Appearing on Mark Levin’s radio show, Lee discussed his effort to defund the landmark health care law, even if it means shutting down the government. Unlike his partner, Sen. Ted Cruz (R-TX), who insists that a majority of Americans support defunding Obamacare, Lee conceded Monday that most Americans don’t back their efforts. However, he drew a parallel with our founding fathers, noting that “the Revolutionary War was fought and won with the support from a minority within a minority of Americans.” “This is one of those moments,” he concluded:
LEVIN: We fight incrementally, we fight where we can and when we can. We use what we can to advance the cause. And then the next day hopefully we get further and further. We build a momentum. You understand this.

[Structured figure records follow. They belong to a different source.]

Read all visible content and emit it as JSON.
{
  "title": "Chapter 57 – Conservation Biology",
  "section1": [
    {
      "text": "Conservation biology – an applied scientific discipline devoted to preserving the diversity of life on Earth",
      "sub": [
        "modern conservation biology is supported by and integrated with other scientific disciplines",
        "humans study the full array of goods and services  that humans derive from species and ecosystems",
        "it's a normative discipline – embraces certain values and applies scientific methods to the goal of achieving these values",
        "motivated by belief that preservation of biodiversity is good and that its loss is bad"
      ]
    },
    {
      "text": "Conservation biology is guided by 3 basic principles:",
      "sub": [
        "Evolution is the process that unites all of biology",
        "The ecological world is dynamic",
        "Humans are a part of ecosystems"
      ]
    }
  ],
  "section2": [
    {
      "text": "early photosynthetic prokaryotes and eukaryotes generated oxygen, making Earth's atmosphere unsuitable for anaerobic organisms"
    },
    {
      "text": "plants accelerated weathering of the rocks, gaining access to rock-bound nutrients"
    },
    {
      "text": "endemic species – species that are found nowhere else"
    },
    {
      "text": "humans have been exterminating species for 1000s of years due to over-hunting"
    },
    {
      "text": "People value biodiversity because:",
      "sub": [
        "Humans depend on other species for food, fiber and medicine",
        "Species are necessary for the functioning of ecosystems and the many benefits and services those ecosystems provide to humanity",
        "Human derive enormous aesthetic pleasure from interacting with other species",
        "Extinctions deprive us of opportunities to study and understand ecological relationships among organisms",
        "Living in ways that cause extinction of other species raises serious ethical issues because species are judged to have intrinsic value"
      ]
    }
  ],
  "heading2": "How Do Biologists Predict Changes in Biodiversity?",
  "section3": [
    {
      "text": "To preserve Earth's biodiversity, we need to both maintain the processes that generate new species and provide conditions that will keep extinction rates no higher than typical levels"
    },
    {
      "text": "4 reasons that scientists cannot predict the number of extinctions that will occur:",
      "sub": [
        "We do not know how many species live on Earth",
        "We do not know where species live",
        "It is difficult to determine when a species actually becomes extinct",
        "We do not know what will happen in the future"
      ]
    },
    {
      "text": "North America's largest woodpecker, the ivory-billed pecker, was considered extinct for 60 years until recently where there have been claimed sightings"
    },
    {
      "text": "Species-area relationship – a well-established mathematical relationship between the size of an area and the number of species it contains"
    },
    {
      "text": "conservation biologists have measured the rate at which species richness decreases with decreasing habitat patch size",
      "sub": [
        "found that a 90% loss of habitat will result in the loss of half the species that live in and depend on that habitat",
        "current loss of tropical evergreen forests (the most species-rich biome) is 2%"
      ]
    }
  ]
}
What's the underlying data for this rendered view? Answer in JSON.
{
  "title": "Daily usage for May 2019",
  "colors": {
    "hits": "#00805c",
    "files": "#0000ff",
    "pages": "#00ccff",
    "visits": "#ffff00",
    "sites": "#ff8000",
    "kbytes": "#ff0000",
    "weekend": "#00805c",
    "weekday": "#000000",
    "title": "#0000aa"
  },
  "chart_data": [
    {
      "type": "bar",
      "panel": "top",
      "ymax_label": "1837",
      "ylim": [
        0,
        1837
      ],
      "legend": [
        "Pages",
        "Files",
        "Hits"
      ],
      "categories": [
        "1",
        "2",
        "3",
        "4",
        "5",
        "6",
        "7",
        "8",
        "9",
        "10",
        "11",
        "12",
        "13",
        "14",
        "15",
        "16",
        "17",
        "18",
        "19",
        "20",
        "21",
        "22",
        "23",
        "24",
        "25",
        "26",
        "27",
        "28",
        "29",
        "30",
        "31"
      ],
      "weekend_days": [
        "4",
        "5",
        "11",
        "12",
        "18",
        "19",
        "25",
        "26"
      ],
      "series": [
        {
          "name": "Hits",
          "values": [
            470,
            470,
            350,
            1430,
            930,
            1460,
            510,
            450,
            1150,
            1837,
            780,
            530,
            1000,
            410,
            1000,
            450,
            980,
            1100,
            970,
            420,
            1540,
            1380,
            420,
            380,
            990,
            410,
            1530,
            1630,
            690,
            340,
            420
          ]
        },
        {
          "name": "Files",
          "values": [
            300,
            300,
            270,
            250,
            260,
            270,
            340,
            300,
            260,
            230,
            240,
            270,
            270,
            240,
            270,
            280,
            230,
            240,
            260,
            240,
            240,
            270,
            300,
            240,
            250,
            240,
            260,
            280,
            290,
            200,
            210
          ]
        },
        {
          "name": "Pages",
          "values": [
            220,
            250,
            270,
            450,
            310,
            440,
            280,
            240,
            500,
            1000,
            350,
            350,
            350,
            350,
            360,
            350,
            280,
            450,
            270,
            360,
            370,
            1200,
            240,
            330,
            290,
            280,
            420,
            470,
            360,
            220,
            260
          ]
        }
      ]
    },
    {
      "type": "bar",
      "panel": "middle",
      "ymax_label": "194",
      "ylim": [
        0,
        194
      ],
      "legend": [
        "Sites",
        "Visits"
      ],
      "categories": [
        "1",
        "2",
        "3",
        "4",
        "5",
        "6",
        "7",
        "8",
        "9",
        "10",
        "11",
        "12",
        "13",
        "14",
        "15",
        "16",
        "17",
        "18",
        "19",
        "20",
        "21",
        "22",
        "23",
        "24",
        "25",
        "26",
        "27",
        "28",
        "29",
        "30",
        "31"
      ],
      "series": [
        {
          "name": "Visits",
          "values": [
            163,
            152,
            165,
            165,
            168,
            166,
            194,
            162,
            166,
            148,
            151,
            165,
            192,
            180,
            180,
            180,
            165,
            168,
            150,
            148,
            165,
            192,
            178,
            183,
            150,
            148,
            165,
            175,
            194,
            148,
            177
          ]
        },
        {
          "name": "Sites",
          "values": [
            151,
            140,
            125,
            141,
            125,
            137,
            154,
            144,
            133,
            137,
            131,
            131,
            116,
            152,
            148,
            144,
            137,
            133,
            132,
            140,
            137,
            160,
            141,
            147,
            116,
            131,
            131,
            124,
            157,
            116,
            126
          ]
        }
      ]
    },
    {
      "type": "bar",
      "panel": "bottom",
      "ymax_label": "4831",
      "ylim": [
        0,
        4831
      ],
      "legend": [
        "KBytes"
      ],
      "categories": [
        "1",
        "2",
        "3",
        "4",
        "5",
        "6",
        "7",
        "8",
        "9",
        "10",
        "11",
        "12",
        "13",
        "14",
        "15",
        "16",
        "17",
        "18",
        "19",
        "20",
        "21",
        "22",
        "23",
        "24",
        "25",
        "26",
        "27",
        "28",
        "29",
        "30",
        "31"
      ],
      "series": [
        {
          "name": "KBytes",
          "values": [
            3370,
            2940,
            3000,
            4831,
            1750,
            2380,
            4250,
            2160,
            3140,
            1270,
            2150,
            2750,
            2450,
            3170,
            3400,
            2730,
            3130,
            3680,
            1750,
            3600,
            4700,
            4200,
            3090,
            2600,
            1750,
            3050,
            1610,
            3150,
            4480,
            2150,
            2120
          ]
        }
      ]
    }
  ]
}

LEE: Right, exactly. I would remind your listeners out there that the Revolutionary War was fought and won with the support from a minority within a minority of Americans. There are lots of fights we have fought as Americans where we were the underdogs, where not everyone was on board. But a select few knew that it was worth fighting. And eventually they persuaded others to go along and eventually they won. This is one of those moments, Mark.
Listen to it:
Later in the interview, Lee warned that if President Obama invoked the Constitutional Option to raise the debt ceiling and avoid a national default in the event that Congress doesn’t act, he would become a “despot” running a “banana republic.”
Lee isn’t the only one giving into temptation and imagining parallels between his quest to defund Obamacare and other long-shot victors of yore. Last week, Rep. Ted Yoho (R-FL), another Tea Party-style Republican in Congress, compared the anti-Obamacare effort to the Civil Rights movement, invoking such landmark figures as Rosa Parks and Martin Luther King, Jr.